Pas d’eau ni d’électricité

 L’unique centrale électrique de Gaza a fait savoir qu’elle ne pouvait s’acquitter de la « taxe bleue » qui lui est imposée et qui double le prix du fuel industriel à destination de la bande de Gaza.

Selon le Bureau de coordination des affaires humanitaires des Nations unies (OCHA), la centrale électrique de Gaza fonctionne à environ 50 % de sa capacité ce qui entraîne des coupures d’électricité régulières, généralement lorsque les familles en ont le plus besoin.

 « Toutes les coupures surviennent en même temps : l’électricité, l’eau et le gaz domestique », précise Oum Ramzy, un habitant de Rafah.

Les réfrigérateurs fonctionnent à peine. Les aliments, de la viande aux légumes, pourrissent à la chaleur. Prendre une douche est devenu impossible.

L’eau potable est un luxe pour Oum Ramzy et sa famille.

 L’eau est cruciale pour la survie de la famille, mais « nous n’avons pas d’eau purifiée, pas de filtre a eau, pas d’eau courante ni d’électricité, ne serait-ce que pour faire bouillir de l’eau de mer sale lorsque nous n’avons plus que ça », explique Oum Ramzy. 

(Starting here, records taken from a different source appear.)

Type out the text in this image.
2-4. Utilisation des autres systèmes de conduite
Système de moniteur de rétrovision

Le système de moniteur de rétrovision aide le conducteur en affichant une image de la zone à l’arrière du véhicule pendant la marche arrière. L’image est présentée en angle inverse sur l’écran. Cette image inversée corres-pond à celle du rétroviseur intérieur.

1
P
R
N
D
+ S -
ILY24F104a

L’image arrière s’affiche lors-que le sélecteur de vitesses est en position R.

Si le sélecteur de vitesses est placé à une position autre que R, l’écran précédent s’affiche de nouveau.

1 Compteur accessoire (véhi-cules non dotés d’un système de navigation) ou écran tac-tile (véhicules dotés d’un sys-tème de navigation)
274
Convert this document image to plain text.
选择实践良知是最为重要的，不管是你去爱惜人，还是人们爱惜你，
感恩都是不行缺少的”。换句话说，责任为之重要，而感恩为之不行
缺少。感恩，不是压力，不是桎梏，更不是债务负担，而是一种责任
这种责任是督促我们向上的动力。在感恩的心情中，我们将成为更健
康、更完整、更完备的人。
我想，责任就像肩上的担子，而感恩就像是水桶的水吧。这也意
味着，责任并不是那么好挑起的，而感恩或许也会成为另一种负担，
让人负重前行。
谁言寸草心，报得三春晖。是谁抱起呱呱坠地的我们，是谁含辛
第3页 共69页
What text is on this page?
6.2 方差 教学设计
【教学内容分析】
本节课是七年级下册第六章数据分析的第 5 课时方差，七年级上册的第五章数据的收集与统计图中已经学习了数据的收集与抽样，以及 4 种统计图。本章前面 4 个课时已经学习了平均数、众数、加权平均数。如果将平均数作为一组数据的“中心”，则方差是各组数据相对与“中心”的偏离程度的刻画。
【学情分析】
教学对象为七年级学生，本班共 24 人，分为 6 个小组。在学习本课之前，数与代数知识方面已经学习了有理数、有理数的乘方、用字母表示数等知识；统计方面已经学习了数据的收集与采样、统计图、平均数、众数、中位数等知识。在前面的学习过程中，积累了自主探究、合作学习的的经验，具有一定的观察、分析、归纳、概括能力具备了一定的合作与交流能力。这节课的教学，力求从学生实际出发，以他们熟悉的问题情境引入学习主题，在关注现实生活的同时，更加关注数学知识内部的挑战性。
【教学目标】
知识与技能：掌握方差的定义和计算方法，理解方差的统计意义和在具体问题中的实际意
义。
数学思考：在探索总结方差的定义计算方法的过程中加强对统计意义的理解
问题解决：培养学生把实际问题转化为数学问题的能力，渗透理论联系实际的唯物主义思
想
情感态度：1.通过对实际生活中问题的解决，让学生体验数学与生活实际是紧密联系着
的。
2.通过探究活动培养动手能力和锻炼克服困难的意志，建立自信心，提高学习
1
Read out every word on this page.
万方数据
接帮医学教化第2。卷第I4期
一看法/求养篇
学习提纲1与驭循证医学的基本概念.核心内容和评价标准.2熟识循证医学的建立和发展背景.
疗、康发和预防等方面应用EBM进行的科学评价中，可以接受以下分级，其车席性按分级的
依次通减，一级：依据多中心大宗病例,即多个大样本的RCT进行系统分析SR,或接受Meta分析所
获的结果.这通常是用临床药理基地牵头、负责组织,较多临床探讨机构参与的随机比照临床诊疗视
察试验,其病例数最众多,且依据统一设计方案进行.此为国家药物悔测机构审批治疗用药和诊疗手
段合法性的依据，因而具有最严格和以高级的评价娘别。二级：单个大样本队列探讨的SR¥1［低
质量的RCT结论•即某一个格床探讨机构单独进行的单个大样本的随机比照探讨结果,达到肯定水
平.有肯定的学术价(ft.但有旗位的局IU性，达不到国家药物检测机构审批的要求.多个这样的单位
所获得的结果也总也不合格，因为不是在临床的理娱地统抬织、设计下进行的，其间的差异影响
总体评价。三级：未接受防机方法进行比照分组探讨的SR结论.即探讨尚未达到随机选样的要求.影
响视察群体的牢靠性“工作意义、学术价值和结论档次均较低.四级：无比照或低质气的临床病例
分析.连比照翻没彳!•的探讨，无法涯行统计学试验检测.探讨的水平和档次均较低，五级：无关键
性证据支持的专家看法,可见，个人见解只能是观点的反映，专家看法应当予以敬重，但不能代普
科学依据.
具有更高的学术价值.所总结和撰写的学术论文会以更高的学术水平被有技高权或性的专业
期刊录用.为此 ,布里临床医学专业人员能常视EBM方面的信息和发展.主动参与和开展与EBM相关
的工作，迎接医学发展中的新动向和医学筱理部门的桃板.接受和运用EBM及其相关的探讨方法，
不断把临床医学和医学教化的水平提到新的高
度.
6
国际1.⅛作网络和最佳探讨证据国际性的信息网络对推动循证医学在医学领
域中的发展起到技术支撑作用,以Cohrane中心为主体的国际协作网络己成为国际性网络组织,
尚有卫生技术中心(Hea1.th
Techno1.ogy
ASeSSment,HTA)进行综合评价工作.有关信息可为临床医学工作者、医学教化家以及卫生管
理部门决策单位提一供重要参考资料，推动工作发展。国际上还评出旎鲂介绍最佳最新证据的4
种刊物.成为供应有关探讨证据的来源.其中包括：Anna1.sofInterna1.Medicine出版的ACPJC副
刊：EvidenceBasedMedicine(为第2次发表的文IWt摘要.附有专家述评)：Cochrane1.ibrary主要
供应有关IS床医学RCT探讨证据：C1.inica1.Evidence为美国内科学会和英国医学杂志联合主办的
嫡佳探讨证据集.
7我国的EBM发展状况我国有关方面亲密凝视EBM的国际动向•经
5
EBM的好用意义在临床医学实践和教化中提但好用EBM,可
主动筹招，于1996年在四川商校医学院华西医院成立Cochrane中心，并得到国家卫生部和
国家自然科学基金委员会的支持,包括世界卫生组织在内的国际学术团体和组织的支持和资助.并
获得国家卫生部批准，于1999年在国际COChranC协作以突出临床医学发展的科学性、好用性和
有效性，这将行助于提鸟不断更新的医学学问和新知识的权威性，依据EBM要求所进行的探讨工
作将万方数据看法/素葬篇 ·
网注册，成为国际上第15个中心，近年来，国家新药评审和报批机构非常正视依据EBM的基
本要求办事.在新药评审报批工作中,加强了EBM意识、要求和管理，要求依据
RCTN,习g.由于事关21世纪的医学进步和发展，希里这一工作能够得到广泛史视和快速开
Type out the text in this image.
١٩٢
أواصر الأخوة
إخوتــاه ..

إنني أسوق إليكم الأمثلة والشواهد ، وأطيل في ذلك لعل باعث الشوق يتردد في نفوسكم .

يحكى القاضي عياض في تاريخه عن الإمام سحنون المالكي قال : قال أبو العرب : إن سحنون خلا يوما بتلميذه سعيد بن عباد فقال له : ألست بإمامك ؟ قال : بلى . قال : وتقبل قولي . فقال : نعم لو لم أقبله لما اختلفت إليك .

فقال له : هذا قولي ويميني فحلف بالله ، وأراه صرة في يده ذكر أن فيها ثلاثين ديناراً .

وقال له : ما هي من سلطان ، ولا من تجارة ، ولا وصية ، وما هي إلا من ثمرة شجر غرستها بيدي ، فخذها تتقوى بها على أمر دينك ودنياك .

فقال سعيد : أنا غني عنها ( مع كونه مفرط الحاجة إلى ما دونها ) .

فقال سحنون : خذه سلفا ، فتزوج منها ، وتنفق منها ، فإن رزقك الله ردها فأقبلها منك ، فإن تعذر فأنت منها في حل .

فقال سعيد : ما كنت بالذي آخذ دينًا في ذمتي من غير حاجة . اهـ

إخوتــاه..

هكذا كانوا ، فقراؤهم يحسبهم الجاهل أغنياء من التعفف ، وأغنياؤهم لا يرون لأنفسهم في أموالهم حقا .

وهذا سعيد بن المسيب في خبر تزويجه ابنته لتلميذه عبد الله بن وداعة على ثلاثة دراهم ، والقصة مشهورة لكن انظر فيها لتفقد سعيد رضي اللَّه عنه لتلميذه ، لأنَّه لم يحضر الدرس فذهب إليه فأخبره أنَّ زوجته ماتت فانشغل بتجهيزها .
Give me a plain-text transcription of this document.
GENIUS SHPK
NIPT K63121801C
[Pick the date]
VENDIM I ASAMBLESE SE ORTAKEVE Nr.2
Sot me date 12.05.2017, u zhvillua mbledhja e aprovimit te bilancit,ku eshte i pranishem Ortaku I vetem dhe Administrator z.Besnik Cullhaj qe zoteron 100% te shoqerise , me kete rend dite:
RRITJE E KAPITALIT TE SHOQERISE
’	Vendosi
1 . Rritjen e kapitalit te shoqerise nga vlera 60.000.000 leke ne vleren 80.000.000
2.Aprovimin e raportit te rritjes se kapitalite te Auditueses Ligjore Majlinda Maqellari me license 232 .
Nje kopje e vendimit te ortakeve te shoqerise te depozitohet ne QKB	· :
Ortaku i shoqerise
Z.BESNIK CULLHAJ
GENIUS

Sans électricité pour alimenter leurs stations de purifications, les vendeurs d’eau du quartier n’ont pas de stock et ne peuvent plus faire face à la demande.

Les réservoirs d’eau Gazaouis restent vides et la situation se dégrade d’autant plus que la région subit l’une des vagues de chaleur les plus agressives depuis des années.

 

Le maintien des services des hôpitaux et des magasins sont en péril ainsi que la santé de près de 1,8 million de personnes.